How to keep your business safe from regulatory fines

How to keep your business safe from regulatory fines

With the GDPR enforcement date of 25 May 2018 now less than three months away, as the Owner or Director of a small business you might well feel exposed in the face of regulatory requirements for which you become responsible upon taking up your position. As an office-holder you immediately become responsible in law for a whole range of duties, in particular if you hold personal data and employ team members.

The obligations placed upon you will include informing and training your employees, recording compliance related incidents, reporting incidents to regulators within certain time limits and being able to prove that you have done all of the above. If you fail to meet these compliance requirements then regulators typically have the powers to fine you, impose restrictions on your business or even prosecute you.

The two biggest areas of regulatory reporting for SMEs are related to information security, and health and safety. If you hold any personal data within your systems, or if you employ any team members or are responsible for any work premises, then you will fall within regulatory legislation, including the GDPR if you operate in the EU area.

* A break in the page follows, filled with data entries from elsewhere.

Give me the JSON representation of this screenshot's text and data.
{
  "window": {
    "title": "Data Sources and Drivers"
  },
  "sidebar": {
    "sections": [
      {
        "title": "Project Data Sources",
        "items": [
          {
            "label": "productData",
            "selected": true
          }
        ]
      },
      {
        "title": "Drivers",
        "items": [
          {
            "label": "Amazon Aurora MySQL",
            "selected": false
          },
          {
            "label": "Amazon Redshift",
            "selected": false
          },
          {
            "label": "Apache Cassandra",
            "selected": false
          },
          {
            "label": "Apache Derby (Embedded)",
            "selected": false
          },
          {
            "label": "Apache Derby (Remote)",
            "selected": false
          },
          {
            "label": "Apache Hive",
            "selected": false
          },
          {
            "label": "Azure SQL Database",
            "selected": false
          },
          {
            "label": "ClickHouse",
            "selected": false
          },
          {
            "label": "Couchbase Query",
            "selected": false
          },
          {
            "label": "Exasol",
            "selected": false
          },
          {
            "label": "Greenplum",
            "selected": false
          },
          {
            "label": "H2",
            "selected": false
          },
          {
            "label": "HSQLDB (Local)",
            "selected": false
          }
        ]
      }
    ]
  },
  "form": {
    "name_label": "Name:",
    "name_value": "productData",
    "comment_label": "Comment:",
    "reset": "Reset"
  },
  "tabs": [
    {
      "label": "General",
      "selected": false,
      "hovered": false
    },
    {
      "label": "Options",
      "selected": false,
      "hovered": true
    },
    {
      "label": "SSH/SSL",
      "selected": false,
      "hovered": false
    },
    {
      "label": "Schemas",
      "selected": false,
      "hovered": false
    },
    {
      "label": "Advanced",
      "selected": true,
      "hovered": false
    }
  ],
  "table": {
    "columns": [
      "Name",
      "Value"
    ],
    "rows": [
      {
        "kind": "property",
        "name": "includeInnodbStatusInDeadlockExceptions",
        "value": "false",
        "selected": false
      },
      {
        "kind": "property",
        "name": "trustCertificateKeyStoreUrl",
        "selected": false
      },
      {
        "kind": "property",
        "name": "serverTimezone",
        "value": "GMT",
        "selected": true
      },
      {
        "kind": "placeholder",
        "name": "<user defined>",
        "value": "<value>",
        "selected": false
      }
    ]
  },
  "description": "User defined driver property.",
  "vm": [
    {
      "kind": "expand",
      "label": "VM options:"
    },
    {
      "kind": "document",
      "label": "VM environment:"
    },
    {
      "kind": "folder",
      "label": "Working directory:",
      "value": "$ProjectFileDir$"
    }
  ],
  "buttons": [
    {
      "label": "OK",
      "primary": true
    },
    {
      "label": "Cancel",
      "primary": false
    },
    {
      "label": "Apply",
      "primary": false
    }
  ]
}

This range of duties can be onerous and intimidating, but there are a number of software solutions available which can help you to both meet these regulatory requirements and, just as importantly, prove that you have met them if you are threatened with sanctions.

An incident notification solution is a piece of software, delivered through the software-as-a-service model, for a monthly subscription fee, which will allow a business to communicate with all of its key audiences through its own secure cloud-hosted communication channel, via e-mail, SMS, phone call and mobile app push notification.

There are five main ways in which an incident notification solution can help you to meet and prove that you meeting your regulatory compliance requirements

  1. Creation of a process to respond to regulatory incidents quickly and effectively.
  2. Notification of your team, your customers and the regulators of an incident, quickly and reliably.
  3. Distribution of legal and response documents to your team, as part of their education or in response to an incident.
  4. Placing an obligation on recipients to acknowledge delivery of your message and any accompanying documents.
  5. Automatically creating a detailed audit trail of your actions, messages, documents and who has received them, to show to regulators.

If you want to find out more, you can download a free white paper that we have produced on the subject, titled Keep Your Business Safe from Regulatory Fines.

It is important to remember that 25 May 2018 is not the start of the GDPR, but the final date in a two year transition phase from which the regulations surrounding the Directive will begin to be enforced. If you have not ensured your compliance already you need to start thinking about it right now.